Lohan’s talents as an actress are broad-ranged and like the rest of the world, I know her acting career is going somewhere. I was enthralled by her dead-on performance of high school/girl confusion in “Mean Girls” and I’m eager to see how she fares in “Bobby,” “Fashonistas” and “A Prairie Home Companion.” But Lohan’s career as a singer-songwriter gets short shrift as a result; it feels like an add-on that pumps more money into the LL Rocks empire. Indeed, the domain name of her official website gives us a clue as to what precisely her favorite subject is.
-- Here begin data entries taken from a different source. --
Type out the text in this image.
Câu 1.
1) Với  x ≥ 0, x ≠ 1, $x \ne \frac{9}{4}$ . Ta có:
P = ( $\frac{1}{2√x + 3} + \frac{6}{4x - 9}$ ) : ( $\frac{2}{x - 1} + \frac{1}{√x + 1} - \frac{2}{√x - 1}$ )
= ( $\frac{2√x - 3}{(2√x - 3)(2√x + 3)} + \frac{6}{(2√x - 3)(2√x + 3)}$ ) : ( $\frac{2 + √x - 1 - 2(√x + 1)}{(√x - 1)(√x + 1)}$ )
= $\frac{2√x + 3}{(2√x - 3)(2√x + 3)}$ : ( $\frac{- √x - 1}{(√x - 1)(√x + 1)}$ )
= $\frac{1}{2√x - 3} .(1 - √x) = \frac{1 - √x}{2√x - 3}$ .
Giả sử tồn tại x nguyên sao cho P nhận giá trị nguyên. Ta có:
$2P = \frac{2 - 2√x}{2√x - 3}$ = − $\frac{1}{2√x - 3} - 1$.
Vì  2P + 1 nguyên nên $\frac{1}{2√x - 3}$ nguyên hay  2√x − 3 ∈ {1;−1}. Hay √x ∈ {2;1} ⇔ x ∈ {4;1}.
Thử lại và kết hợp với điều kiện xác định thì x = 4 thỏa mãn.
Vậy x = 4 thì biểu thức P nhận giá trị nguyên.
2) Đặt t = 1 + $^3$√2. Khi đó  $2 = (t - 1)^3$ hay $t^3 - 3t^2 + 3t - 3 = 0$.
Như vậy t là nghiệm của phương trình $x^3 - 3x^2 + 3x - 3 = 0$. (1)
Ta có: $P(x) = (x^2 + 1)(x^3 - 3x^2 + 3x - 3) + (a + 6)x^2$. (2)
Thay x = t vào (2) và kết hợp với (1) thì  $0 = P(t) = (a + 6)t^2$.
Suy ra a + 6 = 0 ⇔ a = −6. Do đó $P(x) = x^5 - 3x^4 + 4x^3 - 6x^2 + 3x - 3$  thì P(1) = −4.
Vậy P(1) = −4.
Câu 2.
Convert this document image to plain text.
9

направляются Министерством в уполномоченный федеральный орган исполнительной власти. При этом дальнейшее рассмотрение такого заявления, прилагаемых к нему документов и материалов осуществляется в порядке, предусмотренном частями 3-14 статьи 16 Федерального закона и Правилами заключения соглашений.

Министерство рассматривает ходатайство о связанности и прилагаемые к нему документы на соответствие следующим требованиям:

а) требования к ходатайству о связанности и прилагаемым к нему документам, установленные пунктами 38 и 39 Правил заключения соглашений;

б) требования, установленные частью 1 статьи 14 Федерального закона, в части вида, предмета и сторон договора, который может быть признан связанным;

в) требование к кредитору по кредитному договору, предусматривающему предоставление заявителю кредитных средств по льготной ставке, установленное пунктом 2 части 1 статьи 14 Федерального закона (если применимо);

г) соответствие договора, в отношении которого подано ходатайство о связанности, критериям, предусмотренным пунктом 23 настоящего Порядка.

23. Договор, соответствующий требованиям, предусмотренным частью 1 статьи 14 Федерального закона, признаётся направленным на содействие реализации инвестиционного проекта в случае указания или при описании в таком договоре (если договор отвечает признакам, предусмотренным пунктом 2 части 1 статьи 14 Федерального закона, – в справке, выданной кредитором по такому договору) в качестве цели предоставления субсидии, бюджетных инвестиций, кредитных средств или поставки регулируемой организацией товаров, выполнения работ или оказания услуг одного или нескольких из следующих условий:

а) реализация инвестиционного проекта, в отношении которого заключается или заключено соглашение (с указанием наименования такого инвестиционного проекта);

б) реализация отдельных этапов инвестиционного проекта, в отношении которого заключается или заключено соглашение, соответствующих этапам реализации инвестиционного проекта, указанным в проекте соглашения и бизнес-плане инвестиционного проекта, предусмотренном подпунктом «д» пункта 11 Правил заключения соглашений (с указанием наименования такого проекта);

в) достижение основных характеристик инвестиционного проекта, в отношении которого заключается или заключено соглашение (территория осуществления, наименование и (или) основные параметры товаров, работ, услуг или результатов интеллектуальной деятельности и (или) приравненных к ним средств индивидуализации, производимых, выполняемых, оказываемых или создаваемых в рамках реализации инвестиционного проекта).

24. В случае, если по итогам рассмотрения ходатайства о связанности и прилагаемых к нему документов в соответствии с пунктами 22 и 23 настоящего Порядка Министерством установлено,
In her musical endeavors, she never connects her subjects to a larger swath of what’s generally human, and she isn’t able to give voice to the voiceless or inject a bit of normalness to her lyrical and visual content. Currently, and especially as evidenced through “Confessions” the video, Lohan’s music career reeks of self-indulgence, self-flattery and self-congratulation and in this video is she taking herself—and directing herself—too seriously. But there’s a place for her in our audio-visual culture because she already has all the fame in the world, and she most certainly has the means with which to sing about it.